Réponses du droit aux revendications

Les systèmes juridiques européens répondent aux revendications masculinistes de plusieurs manières, souvent indirectement. Par exemple, en France, la loi de 2020 sur la coparentalité a renforcé les droits des pères en cas de séparation, en facilitant la garde alternée et en réduisant les pensions alimentaires automatiques. En Espagne, une réforme de 2023 a modifié les critères de garde pour privilégier davantage l'intérêt de l'enfant, ce qui a été salué par certains groupes masculinistes. En Allemagne, la loi sur l'égalité des chances (2015) a introduit des mesures pour lutter contre la discrimination envers les hommes dans certains secteurs, comme l'éducation. Cependant, ces adaptations restent limitées et ne répondent pas à toutes les demandes masculinistes, comme la remise en cause des lois contre les violences conjugales, qui sont souvent perçues comme biaisée envers les hommes.

Débats et controverses

Les revendications masculinistes suscitent des débats intenses en Europe, notamment sur leur légitimité et leurs impacts. Certains juristes et associations féministes critiquent ces mouvements, les accusant de minimiser les inégalités structurelles subies par les femmes, comme les écarts de salaire ou les violences sexistes.
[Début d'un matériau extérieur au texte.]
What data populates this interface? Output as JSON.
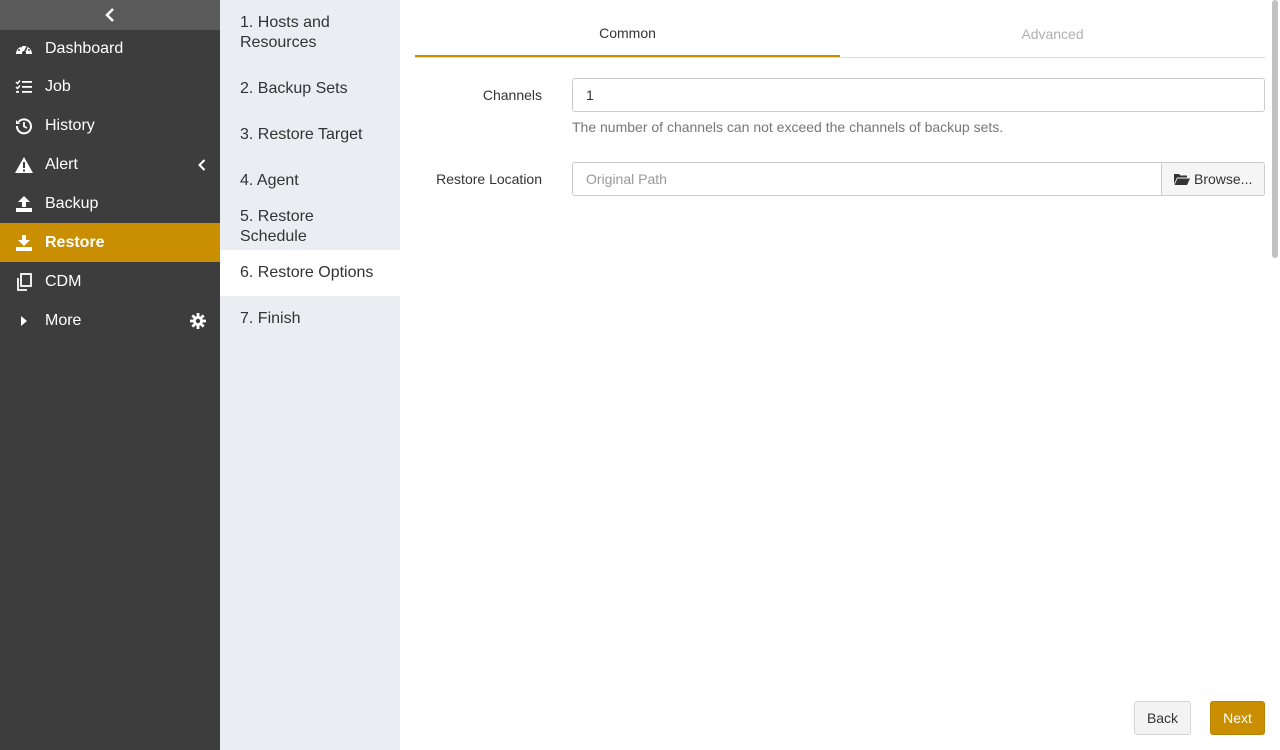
{
  "sidebar": {
    "collapse_icon": "chevron-left-icon",
    "items": [
      {
        "label": "Dashboard",
        "icon": "dashboard-icon"
      },
      {
        "label": "Job",
        "icon": "task-list-icon"
      },
      {
        "label": "History",
        "icon": "history-icon"
      },
      {
        "label": "Alert",
        "icon": "warning-icon"
      },
      {
        "label": "Backup",
        "icon": "upload-icon"
      },
      {
        "label": "Restore",
        "icon": "download-icon"
      },
      {
        "label": "CDM",
        "icon": "copy-icon"
      },
      {
        "label": "More",
        "icon": "caret-right-icon"
      }
    ],
    "active_color": "#c98f00",
    "background": "#3d3d3d"
  },
  "steps": [
    "1. Hosts and Resources",
    "2. Backup Sets",
    "3. Restore Target",
    "4. Agent",
    "5. Restore Schedule",
    "6. Restore Options",
    "7. Finish"
  ],
  "tabs": {
    "common": "Common",
    "advanced": "Advanced"
  },
  "form": {
    "channels_label": "Channels",
    "channels_value": "1",
    "channels_help": "The number of channels can not exceed the channels of backup sets.",
    "restore_location_label": "Restore Location",
    "restore_location_placeholder": "Original Path",
    "browse_label": "Browse..."
  },
  "footer": {
    "back_label": "Back",
    "next_label": "Next"
  },
  "accent_color": "#c98f00"
}
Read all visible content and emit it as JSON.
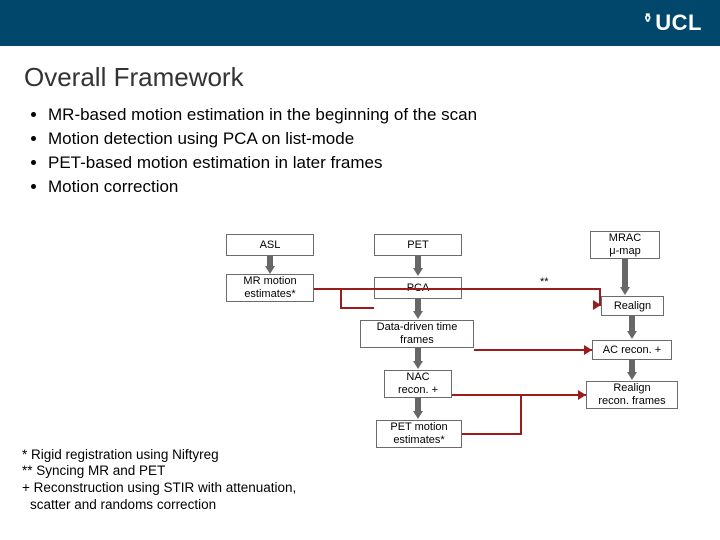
{
  "header": {
    "logo_text": "UCL",
    "logo_torch": "⚱"
  },
  "title": "Overall Framework",
  "bullets": [
    "MR-based motion estimation in the beginning of the scan",
    "Motion detection using PCA on list-mode",
    "PET-based motion estimation in later frames",
    "Motion correction"
  ],
  "boxes": {
    "asl": "ASL",
    "pet": "PET",
    "mrac": "MRAC\nμ-map",
    "mr_motion": "MR motion\nestimates*",
    "pca": "PCA",
    "realign": "Realign",
    "ddt": "Data-driven time\nframes",
    "ac_recon": "AC recon. +",
    "nac": "NAC\nrecon. +",
    "realign_recon": "Realign\nrecon. frames",
    "pet_motion": "PET motion\nestimates*"
  },
  "labels": {
    "sync_marker": "**"
  },
  "footnotes": {
    "f1": "* Rigid registration using Niftyreg",
    "f2": "** Syncing MR and PET",
    "f3": "+ Reconstruction using STIR with attenuation,",
    "f3b": "  scatter and randoms correction"
  }
}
Par exemple, en 2022, le Conseil de l'Europe a publié un rapport soulignant que les violences conjugales touchent majoritairement les femmes, avec 1 femme sur 3 victime dans l'UE. D'autres, comme des associations de pères séparés, estiment que les lois actuelles pénalisent injustement les hommes, notamment dans les procédures de divorce. Ces tensions se reflètent dans les médias et les tribunaux, où des affaires symboliques, comme celle de Mazan en France, alimentent les discussions sur la partialité du système judiciaire.

Ce que ça pourrait changer

Face à la montée des revendications masculinistes, les institutions européennes et les États membres pourraient être amenés à réviser certaines législations pour mieux équilibrer les droits des genres. Par exemple, la Commission européenne a lancé en 2024 une consultation sur l'égalité hommes-femmes, incluant des questions sur les perceptions d'injustice chez les hommes. Certains pays, comme la Hongrie, ont déjà pris des mesures pour promouvoir une vision plus traditionnelle des rôles familiaux, ce qui a été critiqué par les défenseurs des droits des femmes. À l'inverse, des pays comme la Suède ou les Pays-Bas misent sur des politiques d'égalité active, tout en intégrant des mesures ciblées pour les hommes, comme des programmes de prévention du suicide masculin. L'enjeu reste de concilier ces approches sans remettre en cause les acquis en matière d'égalité.

Sujets complémentaires

Ce contenu a été généré par intelligence artificielle à partir de l'article source. Il peut contenir des erreurs ou imprécisions.